2025 Guide_Sailing Waikiki

A Day Sailing the Waikiki Coast

Written by Josephine Wai Lin
January 28, 2025

Last Updated on January 28, 2025 by Boatsetter Team

We had just left Ala Wai Harbor, sailing on the Ke Ānuenue, when Captain Sam yelled, “Whale! Breach!!”

Out on the horizon, a giant splash. “Tail!!” Captain Sam shouts, gleefully.  “This is our first whale sighting of the season,” he exclaimed. The engine roared, and the catamaran picked up speed as we went to get a closer look of the whale. We were on a mission. 

A giant black tail flipped out of the water. “Tail again!” Sam yelled out. “I think the whale likes someone on the boat,” the deck hand Charlie says. It was like he was waving at us. My five year old, West, snuggles into me tightly, keeping one eye on the water. 

Eager for a closer look, we propel faster and faster, our eyes darting back and forth, scanning the horizon for another sighting. “Calm water in the waves are the footprint of the whale,” Captain Sam tells us.

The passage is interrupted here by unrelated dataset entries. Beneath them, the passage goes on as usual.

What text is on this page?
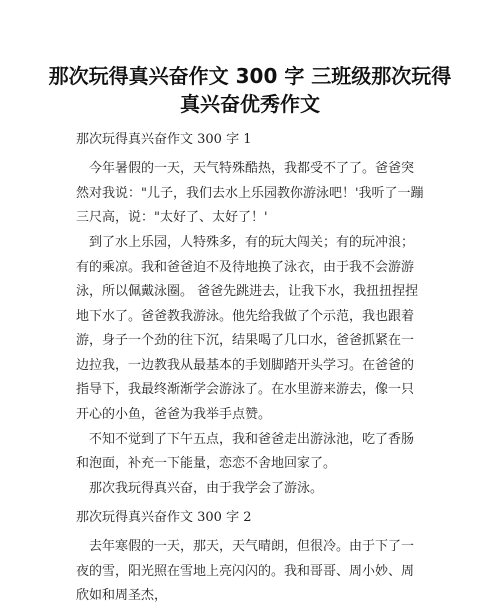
那次玩得真兴奋作文 300 字 三班级那次玩得真兴奋优秀作文

那次玩得真兴奋作文 300 字 1

今年暑假的一天，天气特殊酷热，我都受不了了。爸爸突然对我说："儿子，我们去水上乐园教你游泳吧！'我听了一蹦三尺高，说："太好了、太好了！'

到了水上乐园，人特殊多，有的玩大闯关；有的玩冲浪；有的乘凉。我和爸爸迫不及待地换了泳衣，由于我不会游游泳，所以佩戴泳圈。 爸爸先跳进去，让我下水，我扭扭捏捏地下水了。爸爸教我游泳。他先给我做了个示范，我也跟着游，身子一个劲的往下沉，结果喝了几口水，爸爸抓紧在一边拉我，一边教我从最基本的手划脚踏开头学习。在爸爸的指导下，我最终渐渐学会游泳了。在水里游来游去，像一只开心的小鱼，爸爸为我举手点赞。

不知不觉到了下午五点，我和爸爸走出游泳池，吃了香肠和泡面，补充一下能量，恋恋不舍地回家了。

那次我玩得真兴奋，由于我学会了游泳。

那次玩得真兴奋作文 300 字 2

去年寒假的一天，那天，天气晴朗，但很冷。由于下了一夜的雪，阳光照在雪地上亮闪闪的。我和哥哥、周小妙、周欣如和周圣杰，
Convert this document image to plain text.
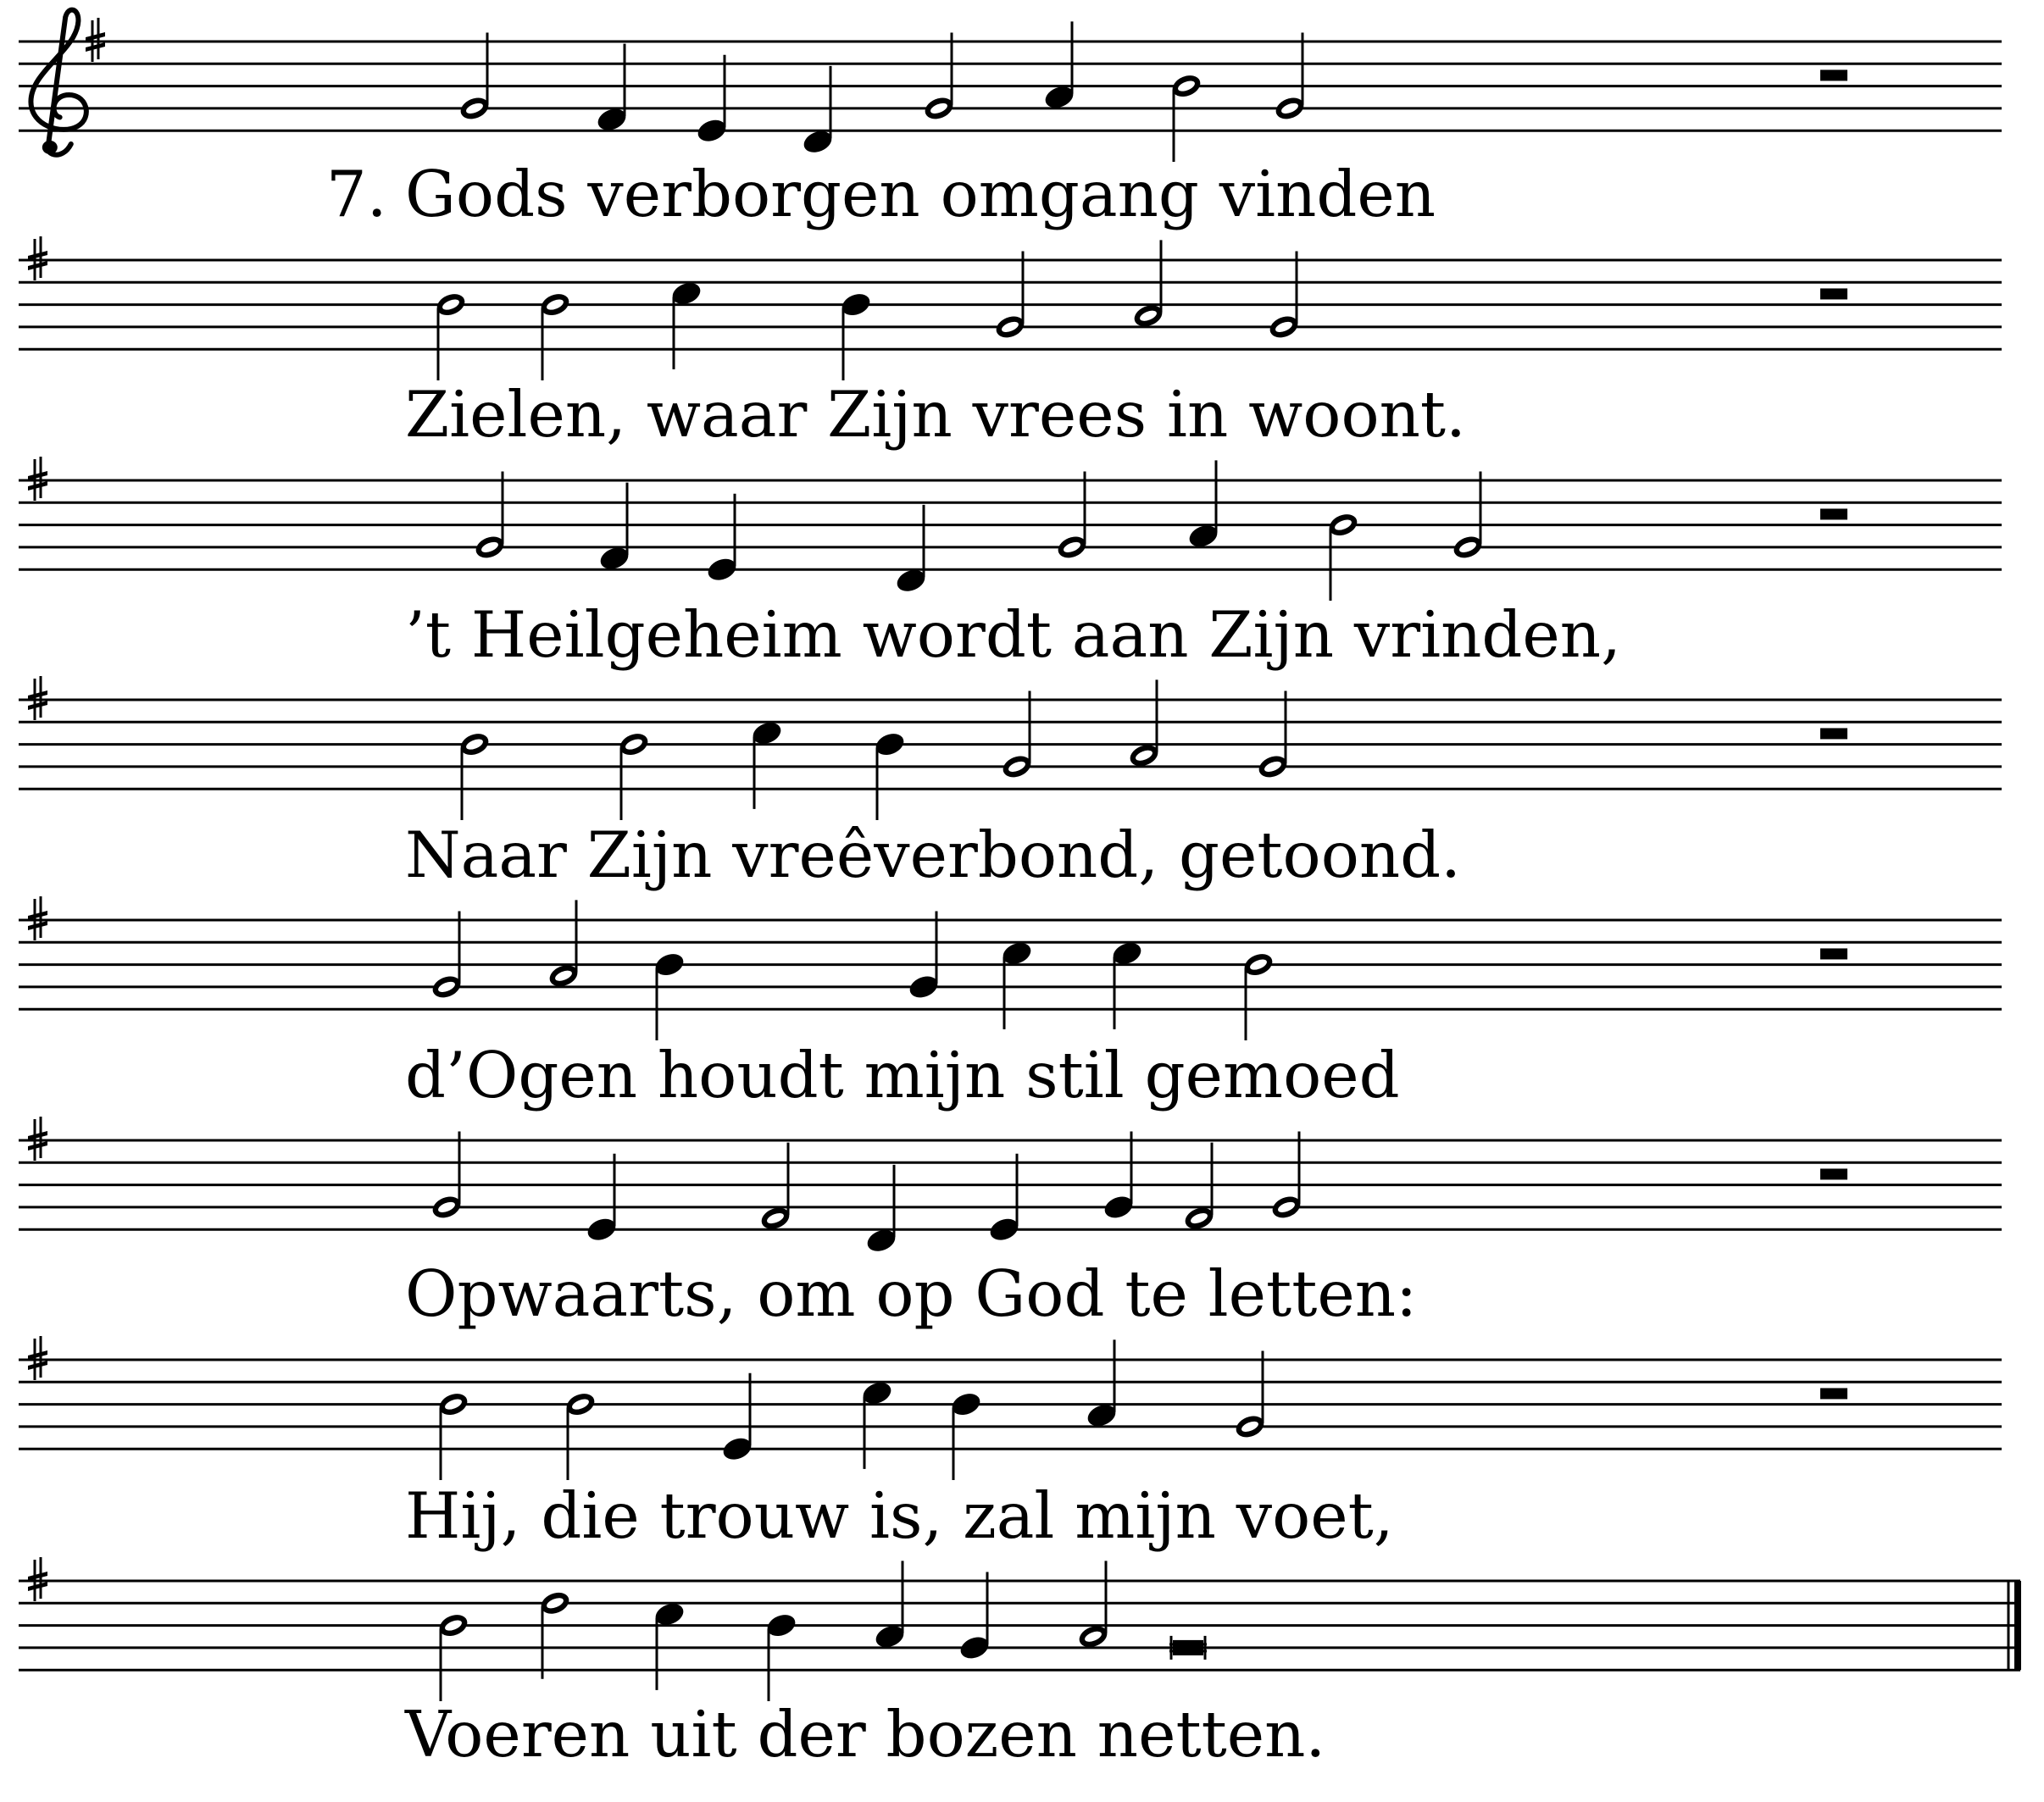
Gods verborgen omgang vinden
Zielen, waar Zijn vrees in woont.
’t Heilgeheim wordt aan Zijn vrinden,
Naar Zijn vreêverbond, getoond.
d’Ogen houdt mijn stil gemoed
Opwaarts, om op God te letten:
Hij, die trouw is, zal mijn voet,
Voeren uit der bozen netten.
7.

The loud motor stops at the sight of them, and we halt in the middle of water. We stare out at the ocean blue with our phones out, hoping for a sighting. The waves lap and ripple and radiate the bluest blue. The sun, settling into the afternoon, warms us with its golden glow. The water lulls me into hugging the West tighter. Even the kids are still, without the tranquilizer of the iPad. I put my phone down. It’s so quiet I can smell the salt water.

It’s hard to believe we were just in Waikiki, maybe the most famous district in Hawaii. A tropical Las Vegas, jam-packed with Hawaiian-themed trinkets, $25/hr parking lots, and $30 over-sugared umbrella drinks in a coconut shell– it’s a barrage on your senses. Even the ‘io, the Hawaiian Hawk that people believed were royalty/gods themselves, can be viewed in his cage at the Waikiki zoo for $21 a head.

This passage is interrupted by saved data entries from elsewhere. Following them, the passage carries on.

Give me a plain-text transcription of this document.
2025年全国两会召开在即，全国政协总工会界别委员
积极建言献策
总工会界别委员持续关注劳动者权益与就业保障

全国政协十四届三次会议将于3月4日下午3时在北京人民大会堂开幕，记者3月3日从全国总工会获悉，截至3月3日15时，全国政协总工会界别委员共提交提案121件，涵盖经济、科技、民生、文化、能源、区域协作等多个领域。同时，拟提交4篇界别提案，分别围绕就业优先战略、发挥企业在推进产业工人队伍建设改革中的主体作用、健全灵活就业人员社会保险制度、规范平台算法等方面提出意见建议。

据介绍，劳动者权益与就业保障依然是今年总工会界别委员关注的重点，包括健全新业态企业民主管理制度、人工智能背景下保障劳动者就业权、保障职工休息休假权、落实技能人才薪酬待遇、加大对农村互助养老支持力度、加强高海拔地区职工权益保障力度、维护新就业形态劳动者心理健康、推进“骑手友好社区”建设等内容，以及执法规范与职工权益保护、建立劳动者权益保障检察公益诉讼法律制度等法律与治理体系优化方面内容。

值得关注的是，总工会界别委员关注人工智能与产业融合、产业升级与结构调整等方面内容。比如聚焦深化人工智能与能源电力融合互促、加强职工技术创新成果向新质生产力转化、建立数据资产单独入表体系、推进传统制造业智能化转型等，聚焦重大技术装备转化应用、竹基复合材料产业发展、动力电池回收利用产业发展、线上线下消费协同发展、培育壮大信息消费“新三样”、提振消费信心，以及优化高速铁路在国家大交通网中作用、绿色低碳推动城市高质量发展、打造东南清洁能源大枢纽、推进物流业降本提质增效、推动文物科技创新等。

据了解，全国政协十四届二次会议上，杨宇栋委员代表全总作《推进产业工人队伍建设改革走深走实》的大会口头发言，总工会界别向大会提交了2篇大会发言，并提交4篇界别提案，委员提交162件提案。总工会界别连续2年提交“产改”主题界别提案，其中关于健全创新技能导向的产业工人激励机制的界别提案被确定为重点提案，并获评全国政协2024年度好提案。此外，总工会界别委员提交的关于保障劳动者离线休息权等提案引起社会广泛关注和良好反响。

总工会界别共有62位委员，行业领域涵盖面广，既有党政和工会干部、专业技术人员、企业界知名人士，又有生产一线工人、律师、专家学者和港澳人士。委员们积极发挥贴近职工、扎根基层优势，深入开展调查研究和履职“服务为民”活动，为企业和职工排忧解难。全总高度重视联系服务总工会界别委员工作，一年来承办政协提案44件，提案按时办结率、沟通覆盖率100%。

Man made Waikiki – he brought in the sand, built the parking lots, and put up the towers. And then he commoditized it. The history of commercializing paradise goes deep; anyone wanting to experience authentic Hawaiian-anything is instead served a packaged caricature of the island culture. Walking around Waikiki you can’t help but wonder, is this even Hawaii

What is Hawaii, and where can we find it? 

There was none such noise in the middle of the ocean, just 10 minutes out from the shore of Waikiki Beach, where Diamond Head looked so very different. Looking out into the great beyond you can’t help but think you’re in your Moana era—connected to a legacy of wayfarers and voyagers. They say there is some science to wayfinding, following the stars and the signs from the ocean, but everyone has their own way of doing it—their own special relationship to the water. And what it really comes down to, is a deep connection—a oneness—with the sea.

A deep connection — a oneness — with the sea. 

We see water splashing out of a blowhole in the distance and suddenly the catamaran is on the move again. “What does breach mean anyway?” I finally ask the captain. “It’s when 30 tons of whale leaps its entire body out of the ocean. It’s their way of flirting with a mate, or even just showing off.” Ah, so the whale is flexing. I’m into it.

“Breach!” Captain Sam says. And there it is. Our own Free Willy moment, off in the distance, a gray humpback whale showing off his belly in all his whaley-glory before diving back into water. Of course we have no content to prove it, only a collective core memory forever etched for the eight of us on the boat.

“Let’s see it again!” the deckhand Charlie yelled out.

We never get another sighting but for the rest of the sail we are swelled with awe and wonder. We jump in the water and we dance on the nets. We soak in the beauty and the majesty. Everything nature is capable of.

The world so vast and mysterious. And us, out on the water. Still searching.